I have also written and illustrated my own story, and plan to do more of that.
Lastly, performance art.
Around the Christmas holiday season, I dress up as Grenchessa Bah Humbug Grump (loosely based off of a famous grumpy green character who hated Christmas) to bring joy and a little mischief to holiday parties. This character plays little pranks and engages in fun banter with little kids (and even provides a coloring book page with a cartoon depiction of herself), but in no way tries to destroy the holiday. She is just here to offer something a little different than Santa, Mrs. Claus, and the elves.
I’ve done this for a few years, skipping the 2020 holiday season because of the Covid-19 pandemic running rampant, and have made so many people smile. That in itself is rewarding, especially after such a trauma the nation and the world have faced (the pandemic claiming so many loved ones). It is nice to bring some silliness and overall joy back, especially around the holidays when people need it most.
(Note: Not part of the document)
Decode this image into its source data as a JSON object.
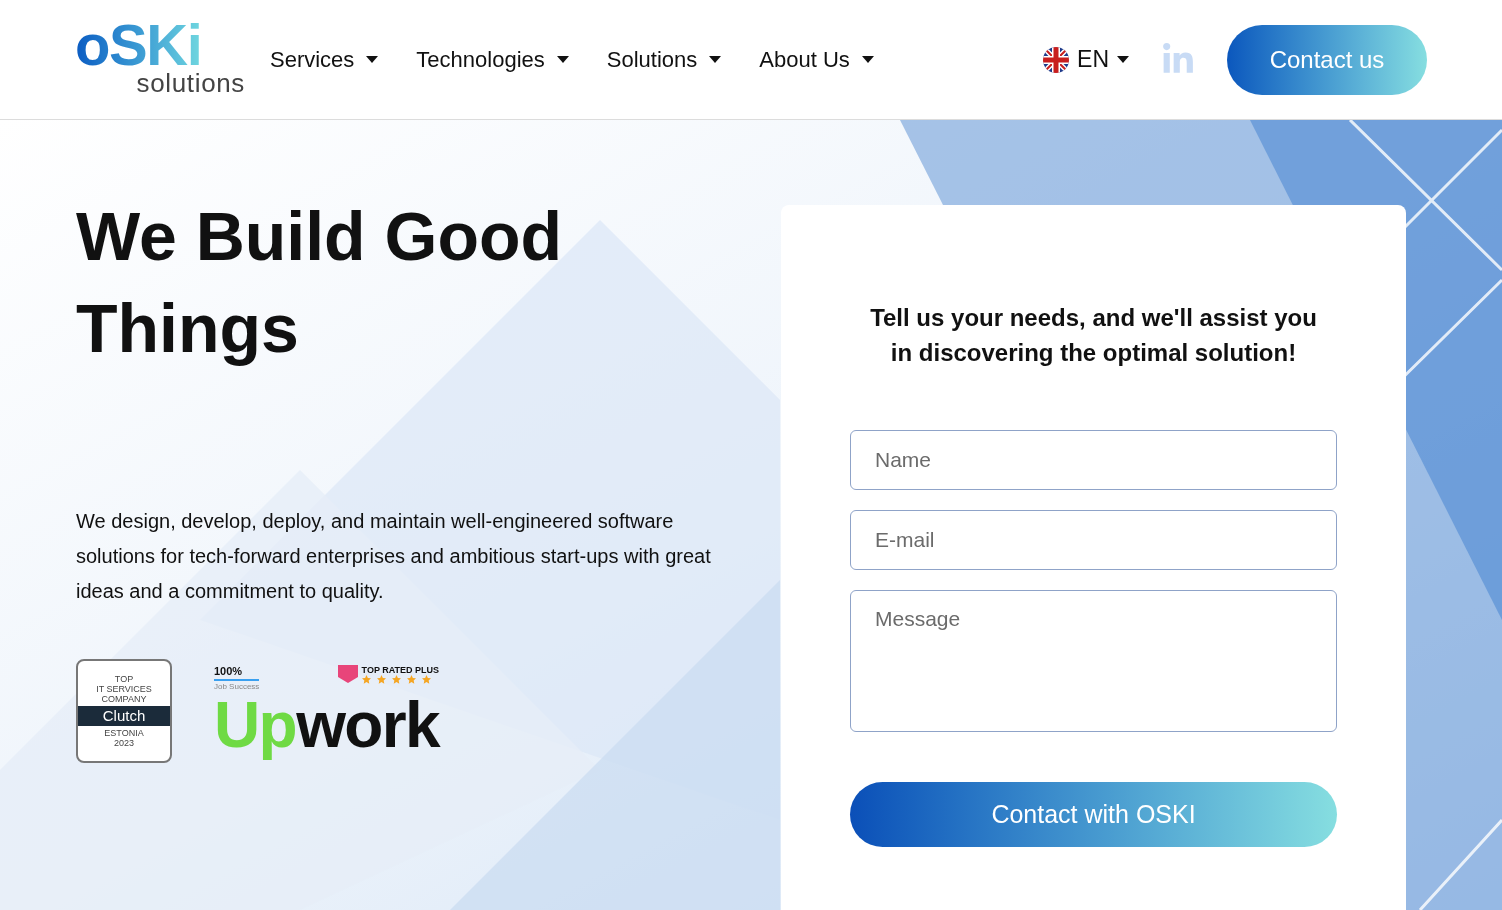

Grenchessa can be booked for parties and events: offering services such as reading Christmas stories, creating coloring pages, and maybe even a dance off or pool noodle fight (lots of fun but still provides distance between people).
Lessons learned along the way:
1. Trust yourself. People can be so negative, don’t let that dampen your spirits.
2. Use criticisms in a positive manner to enforce what it is you are trying to accomplish.
3. Practice, practice, practice
4. Try to branch out of your comfort zone, even if it is just baby steps
5. When doing project estimates, give yourself plenty of buffer room, so that if life takes a turn, it hopefully won’t impact project deadlines as much.
6. Word of mouth is very effective. Get people to talk about you and your work. Get your name out there.
What do I want the world to know about me or my brand?
“There’s no other possible explanation… I’m just Outrageously Vanessa!”
The Shoutout series is all about recognizing that our success and where we are in life is at least somewhat thanks to the efforts, support, mentorship, love and encouragement of others. So is there someone that you want to dedicate your shoutout to?
My shoutout goes to my mom, who is always so supportive and encouraging. She helps spread the word when I have a new book out or when I am open for new caricature commissions. Word of mouth is how I get most of my work, and she plays a big part of that! My dad is also very supportive.
I also want to thank Gordon David Brown, Sally Lenski-Brown, Chad Dresbach, Darlene Ledwell, (just to name a few) who were really there for me while I was a student and continue to encourage me now!
I’d like to give a shoutout to Dr. Kimberly P. Johnson, who gave me my first children’s book illustration job right after college graduation!